Für mich ist Geld also nicht die Motivation. Bei Schwerin Schwerin zu schreiben, ist mir ein Vergnügen. Ich schreibe, weil ich es schlicht gerne tue. Das ist nicht bezahlbar. Und lieber würde ich den Laden dichtmachen, als Schwerin Schwerin schleichend in ein Funktionsblog unter fremder Verlagshoheit zu verwandeln. Aber auch das entscheide ich nicht allein.

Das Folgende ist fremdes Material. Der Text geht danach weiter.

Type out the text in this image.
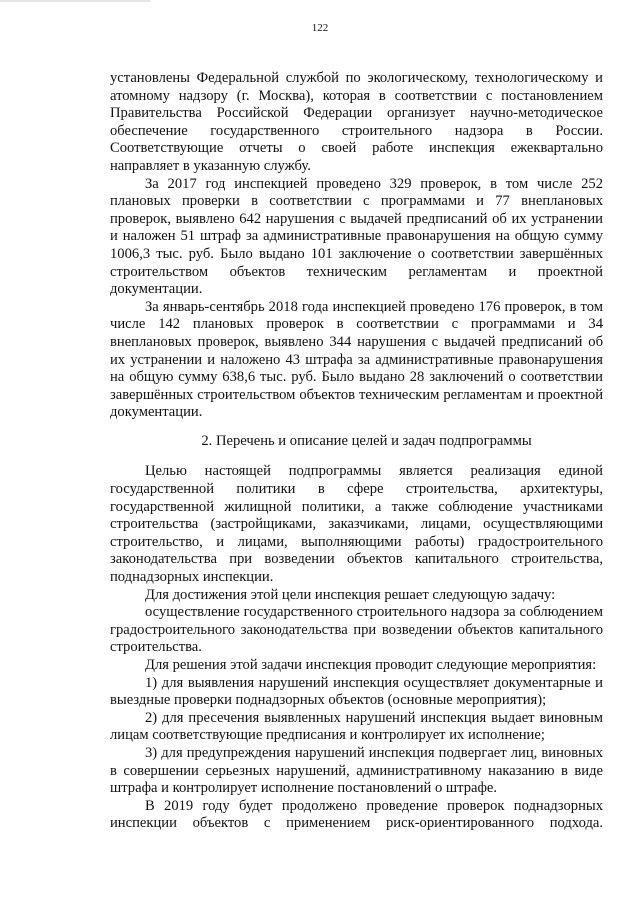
122

установлены Федеральной службой по экологическому, технологическому и атомному надзору (г. Москва), которая в соответствии с постановлением Правительства Российской Федерации организует научно-методическое обеспечение государственного строительного надзора в России. Соответствующие отчеты о своей работе инспекция ежеквартально направляет в указанную службу.

За 2017 год инспекцией проведено 329 проверок, в том числе 252 плановых проверки в соответствии с программами и 77 внеплановых проверок, выявлено 642 нарушения с выдачей предписаний об их устранении и наложен 51 штраф за административные правонарушения на общую сумму 1006,3 тыс. руб. Было выдано 101 заключение о соответствии завершённых строительством объектов техническим регламентам и проектной документации.

За январь-сентябрь 2018 года инспекцией проведено 176 проверок, в том числе 142 плановых проверок в соответствии с программами и 34 внеплановых проверок, выявлено 344 нарушения с выдачей предписаний об их устранении и наложено 43 штрафа за административные правонарушения на общую сумму 638,6 тыс. руб. Было выдано 28 заключений о соответствии завершённых строительством объектов техническим регламентам и проектной документации.

2. Перечень и описание целей и задач подпрограммы

Целью настоящей подпрограммы является реализация единой государственной политики в сфере строительства, архитектуры, государственной жилищной политики, а также соблюдение участниками строительства (застройщиками, заказчиками, лицами, осуществляющими строительство, и лицами, выполняющими работы) градостроительного законодательства при возведении объектов капитального строительства, поднадзорных инспекции.

Для достижения этой цели инспекция решает следующую задачу:

осуществление государственного строительного надзора за соблюдением градостроительного законодательства при возведении объектов капитального строительства.

Для решения этой задачи инспекция проводит следующие мероприятия:

1) для выявления нарушений инспекция осуществляет документарные и выездные проверки поднадзорных объектов (основные мероприятия);

2) для пресечения выявленных нарушений инспекция выдает виновным лицам соответствующие предписания и контролирует их исполнение;

3) для предупреждения нарушений инспекция подвергает лиц, виновных в совершении серьезных нарушений, административному наказанию в виде штрафа и контролирует исполнение постановлений о штрафе.

В 2019 году будет продолжено проведение проверок поднадзорных инспекции объектов с применением риск-ориентированного подхода.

Andererseits: Natürlich kann ich mir vorstellen, ein kommerziell ausgerichtetes Blog zu starten. Für das Neue gelten neue Regeln. Aber das wäre ein Job, es gäbe Regeln, zwei Beiträge in der Woche, solide Beiträge, dazu zweimal Faxentexte und Beobachtung der Kommentare. Bedingung: Keine Lügen. Kostet Summe X.

Das wäre etwas anderes…

Und? Fazit?

Ich bin misstrauischer geworden. Ich sehe beim Lesen von Blogs vermehrt in den Texten versteckt Strategien, die auf mehr Traffic, mehr Kommentare, mehr Klicks zielen. Sicher, aus unterschiedlichen Gründen, aber dennoch: Ich fühl mich ein bisschen, wie ein Tokio-Hotel-Fan, dem Bill erklärt, er mache das nur des Geldes wegen und sei eigentlich ein enger Freund der Randfichten.